The bench treated this as a clear violation of Article 14. The denial of similar consideration without any rational basis — equals treated unequally — could not stand. The appellants had been displaced from the Valley due to militancy, with one of them surviving a life-threatening attack. They had returned, renewed their efforts, and accepted the higher rate. The State's prolonged inaction, the bench observed, rendered its conduct arbitrary. The Court relied on ABL International Ltd. v. Export Credit Guarantee Corporation of India for the principle that the State cannot act arbitrarily in contractual or quasi-contractual matters.

On legitimate expectation, the bench drew on Navjyoti Coop. Group Housing Society v. Union of India, (1992) 4 SCC 477, for the proposition that consistent past practice gives rise to a legitimate expectation that cannot be defeated arbitrarily. Successive Government Orders, NOC issuance, recommendations by both the Assistant Commissioner Nazool and the Divisional Commissioner, and the Hotel Ahdoos precedent together created precisely such an expectation here.
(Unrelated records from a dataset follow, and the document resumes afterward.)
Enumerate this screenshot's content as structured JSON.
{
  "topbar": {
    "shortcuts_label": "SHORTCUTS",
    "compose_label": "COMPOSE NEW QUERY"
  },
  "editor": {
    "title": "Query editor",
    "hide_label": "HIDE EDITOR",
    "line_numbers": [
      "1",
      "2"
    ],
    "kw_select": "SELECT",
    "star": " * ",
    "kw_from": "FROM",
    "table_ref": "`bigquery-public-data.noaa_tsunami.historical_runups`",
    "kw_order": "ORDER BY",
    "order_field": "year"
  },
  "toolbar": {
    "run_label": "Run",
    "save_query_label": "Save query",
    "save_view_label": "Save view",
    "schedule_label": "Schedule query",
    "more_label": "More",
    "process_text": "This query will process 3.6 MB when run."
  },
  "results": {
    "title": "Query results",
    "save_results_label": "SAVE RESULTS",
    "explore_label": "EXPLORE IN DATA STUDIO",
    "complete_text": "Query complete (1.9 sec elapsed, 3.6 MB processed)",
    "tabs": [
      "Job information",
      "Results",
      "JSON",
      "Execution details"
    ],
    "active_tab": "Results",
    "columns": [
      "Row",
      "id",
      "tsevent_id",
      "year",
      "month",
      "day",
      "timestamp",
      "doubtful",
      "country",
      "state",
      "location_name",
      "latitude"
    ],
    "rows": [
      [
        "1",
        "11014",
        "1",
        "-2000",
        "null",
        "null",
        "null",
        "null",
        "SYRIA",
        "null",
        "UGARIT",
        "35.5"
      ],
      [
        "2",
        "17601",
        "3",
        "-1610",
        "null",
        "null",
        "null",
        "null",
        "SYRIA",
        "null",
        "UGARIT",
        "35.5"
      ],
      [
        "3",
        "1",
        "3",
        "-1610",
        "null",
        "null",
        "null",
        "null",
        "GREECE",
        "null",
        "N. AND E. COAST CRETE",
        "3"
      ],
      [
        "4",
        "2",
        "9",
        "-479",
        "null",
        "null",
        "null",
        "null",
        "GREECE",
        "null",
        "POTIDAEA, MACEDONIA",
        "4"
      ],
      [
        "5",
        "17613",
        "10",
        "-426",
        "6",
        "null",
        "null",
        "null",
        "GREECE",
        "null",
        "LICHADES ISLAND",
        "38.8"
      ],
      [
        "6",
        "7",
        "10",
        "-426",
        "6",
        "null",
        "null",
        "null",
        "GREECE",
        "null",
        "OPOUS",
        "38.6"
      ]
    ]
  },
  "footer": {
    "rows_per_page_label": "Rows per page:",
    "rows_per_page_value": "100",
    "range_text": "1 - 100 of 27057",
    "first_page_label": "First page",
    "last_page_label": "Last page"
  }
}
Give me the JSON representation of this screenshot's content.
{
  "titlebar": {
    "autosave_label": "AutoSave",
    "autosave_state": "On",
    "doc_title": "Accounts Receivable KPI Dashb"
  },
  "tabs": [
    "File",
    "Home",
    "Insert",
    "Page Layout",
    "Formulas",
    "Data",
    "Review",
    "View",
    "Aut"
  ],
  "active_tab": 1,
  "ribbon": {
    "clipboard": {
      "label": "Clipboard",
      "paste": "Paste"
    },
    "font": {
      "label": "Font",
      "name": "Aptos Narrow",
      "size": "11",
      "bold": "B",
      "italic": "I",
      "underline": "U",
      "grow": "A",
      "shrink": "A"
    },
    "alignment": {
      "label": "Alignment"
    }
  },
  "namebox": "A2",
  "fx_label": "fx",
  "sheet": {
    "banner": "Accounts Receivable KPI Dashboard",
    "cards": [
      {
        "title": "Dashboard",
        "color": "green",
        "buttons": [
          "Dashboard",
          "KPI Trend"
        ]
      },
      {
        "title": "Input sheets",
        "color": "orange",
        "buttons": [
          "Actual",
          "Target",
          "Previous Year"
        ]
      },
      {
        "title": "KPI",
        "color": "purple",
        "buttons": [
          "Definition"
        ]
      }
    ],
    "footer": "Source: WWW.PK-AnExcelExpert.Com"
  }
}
The suppression finding, undone

The writ court had dismissed the petitions for non-disclosure of two earlier writ petitions — OWP No. 2336/2018 and OWP No. 383/2019. The division bench examined those petitions and found that one related to a demolition order issued by the Srinagar Municipal Corporation, and the other to deposit of rent for part of the demised premises. Neither addressed the question of entitlement to ownership rights under the 1981 Order.

The bench applied the test from S.J.S. Business Enterprises (P) Ltd. v. State of Bihar, (2004) 7 SCC 166, that only suppression of material facts disentitles a litigant from relief, and from Arunima Baruah v. Union of India (Civil Appeal 2205 of 2007) that the suppression must be deliberate and material. The earlier petitions involved distinct causes of action; their non-disclosure could not bar the present challenge. While the principle underlying Order XXIII Rule 1 CPC may be extended to writ proceedings, it operates only where causes of action are identical. The writ court's conclusion, the bench held, stemmed from a misapprehension of the reliefs sought in the earlier petitions.

Order

The Letters Patent Appeals were allowed. The writ court's judgment of 15 December 2025 was set aside. The respondents were directed to extend to the appellants the same treatment as accorded to Hotel Ahdoos under the Government Order of 1981, and to regularise the entire 5-Marla leasehold premises at Kothibagh in terms of that Order, within three months of receipt of the order. The judgment is speaking and reportable.